From environmental challenges to nationalism, what is the future of international law? Three of our brightest legal minds – Philippe Sands QC, a barrister and Professor of Law at University College London; Judith Levine, an independent arbitrator and formerly Senior Legal Counsel at the Permanent Court of Arbitration at The Hague; and Julian Burnside QC, a Melbourne barrister with a particular interest in human rights cases – discuss law in a world on the edge. Hear their insights into climate change, genocide in Myanmar, colonialism in Chagos Islands, refugees, and the future of world trade and investment, with ABC Radio’s Eleanor Hall.

Philippe Sands (International)

Philippe Sands

Philippe Sands QC is Professor of Law at University College London and a practising barrister. He is author of Lawless World and Torture Team and numerous academic books. His last book, East West Street won numerous prizes, including the Baillie Gifford Prize and the Prix Montaigne. His new book is The Ratline: Love, Lies and Justice on the Trail of a Nazi Fugitive, follows a 10-part BBC podcast and radio series. He is President of English PEN and a member of the Board of the Hay Festival.
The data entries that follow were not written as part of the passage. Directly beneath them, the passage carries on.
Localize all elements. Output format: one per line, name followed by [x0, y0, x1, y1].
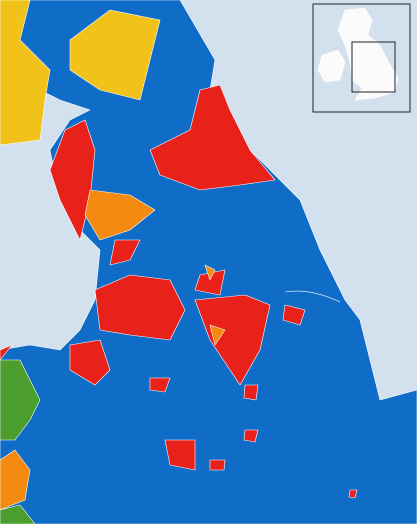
region	[49, 119, 96, 241]
region	[204, 264, 216, 281]
region	[194, 269, 226, 296]
estuary	[284, 290, 341, 303]
region	[243, 384, 259, 401]
inset	[312, 3, 411, 113]
region	[0, 344, 13, 361]
region	[69, 339, 111, 386]
region	[243, 429, 259, 443]
region	[0, 504, 36, 524]
region	[209, 324, 226, 346]
region	[69, 9, 161, 101]
inset-land	[317, 49, 346, 83]
region	[0, 0, 51, 146]
inset-land	[337, 7, 399, 101]
region	[109, 239, 141, 266]
region	[149, 84, 276, 191]
region	[282, 304, 306, 326]
region	[0, 449, 31, 511]
region	[149, 377, 171, 393]
region	[348, 489, 358, 499]
inset-box	[351, 41, 396, 93]
region	[209, 459, 226, 471]
region	[194, 294, 271, 386]
region	[164, 439, 196, 471]
region	[94, 274, 186, 341]
region	[0, 359, 41, 441]
region	[84, 189, 156, 241]
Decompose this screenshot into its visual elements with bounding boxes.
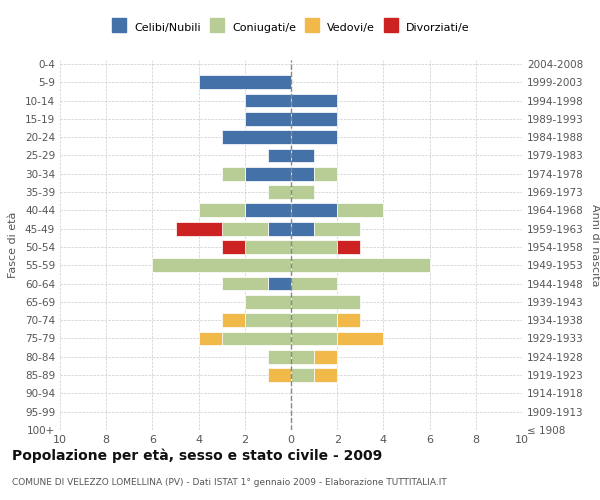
Bar (268, 350, 291, 364)
Bar (291, 240, 337, 254)
Bar (199, 76, 291, 89)
Bar (291, 276, 337, 290)
Bar (291, 314, 337, 327)
Bar (222, 130, 291, 144)
Bar (245, 204, 291, 217)
Bar (291, 258, 430, 272)
Text: Popolazione per età, sesso e stato civile - 2009: Popolazione per età, sesso e stato civil… (12, 448, 382, 463)
Bar (222, 276, 268, 290)
Bar (291, 295, 360, 308)
Bar (152, 258, 291, 272)
Bar (199, 204, 245, 217)
Text: COMUNE DI VELEZZO LOMELLINA (PV) - Dati ISTAT 1° gennaio 2009 - Elaborazione TUT: COMUNE DI VELEZZO LOMELLINA (PV) - Dati … (12, 478, 447, 487)
Bar (314, 222, 360, 235)
Bar (291, 94, 337, 108)
Y-axis label: Fasce di età: Fasce di età (8, 212, 18, 278)
Bar (337, 332, 383, 345)
Bar (245, 167, 291, 180)
Bar (268, 222, 291, 235)
Bar (268, 185, 291, 199)
Bar (222, 332, 291, 345)
Bar (245, 240, 291, 254)
Bar (291, 332, 337, 345)
Bar (291, 204, 337, 217)
Bar (268, 148, 291, 162)
Bar (222, 167, 245, 180)
Bar (268, 276, 291, 290)
Bar (245, 112, 291, 126)
Bar (291, 350, 314, 364)
Bar (291, 167, 314, 180)
Bar (314, 167, 337, 180)
Bar (314, 368, 337, 382)
Bar (222, 240, 245, 254)
Bar (291, 185, 314, 199)
Bar (291, 112, 337, 126)
Bar (245, 94, 291, 108)
Bar (291, 368, 314, 382)
Bar (176, 222, 222, 235)
Bar (337, 240, 360, 254)
Bar (245, 295, 291, 308)
Bar (337, 204, 383, 217)
Legend: Celibi/Nubili, Coniugati/e, Vedovi/e, Divorziati/e: Celibi/Nubili, Coniugati/e, Vedovi/e, Di… (108, 18, 474, 37)
Bar (222, 222, 268, 235)
Bar (291, 222, 314, 235)
Bar (314, 350, 337, 364)
Y-axis label: Anni di nascita: Anni di nascita (590, 204, 600, 286)
Bar (199, 332, 222, 345)
Bar (291, 130, 337, 144)
Bar (245, 314, 291, 327)
Bar (337, 314, 360, 327)
Bar (268, 368, 291, 382)
Bar (222, 314, 245, 327)
Bar (291, 148, 314, 162)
Judith Levine (Australian)

Judith Levine

Judith Levine is an independent international arbitrator based in Sydney, sitting in cases in Singapore, Switzerland, France and the UK. Previously, she served as senior legal counsel at the Permanent Court of Arbitration in The Hague. Many of the complex legal disputes she has worked on and written about have been at the cutting edge of international law, including cases related to law of the sea, corruption and ethics, sports law, climate change, and business and human rights.

Julian Burnside (Australian)

Julian Burnside

Julian Burnside QC is a Melbourne barrister specialising in commercial litigation. He is a former president of Liberty Victoria, and has acted pro bono in many human rights cases, in particular concerning the treatment of refugees. He is the author of Watching Out: Reflections on Justice and Injustice, Wordwatching, Watching Brief, and Matilda and the Dragon. He compiled a book of letters written by asylum seekers held in Australia’s detention camps, published as From Nothing to Zero. In 2004, he was elected as a Living National Treasure, and in 2009 he was made an Officer of the Order of Australia. In 2014, he was awarded the Sydney Peace Prize.

Eleanor Hall (Australian)

Eleanor Hall

Eleanor Hall is host of The World Today, and occasionally fills in as host on ABC TV's The Drum. She has two decades of reporting experience with ABC TV News, including working on 7.30, Lateline and Foreign Correspondent. She was the ABC's Washington correspondent in the late 1990s and she worked for five years in the Canberra parliamentary press gallery. Prior to joining the ABC, Eleanor freelanced for US National Public Radio from Central America and worked at WGBH in Boston as the youngest ever recipient of the Harkness Fellowship. She earned her Masters in Journalism from Columbia University in New York, and has been a fellow at Oxford University’s Reuters Institute where she submitted a paper on the Obama e-campaign. In 2012, she won the European Union’s Journalism Award.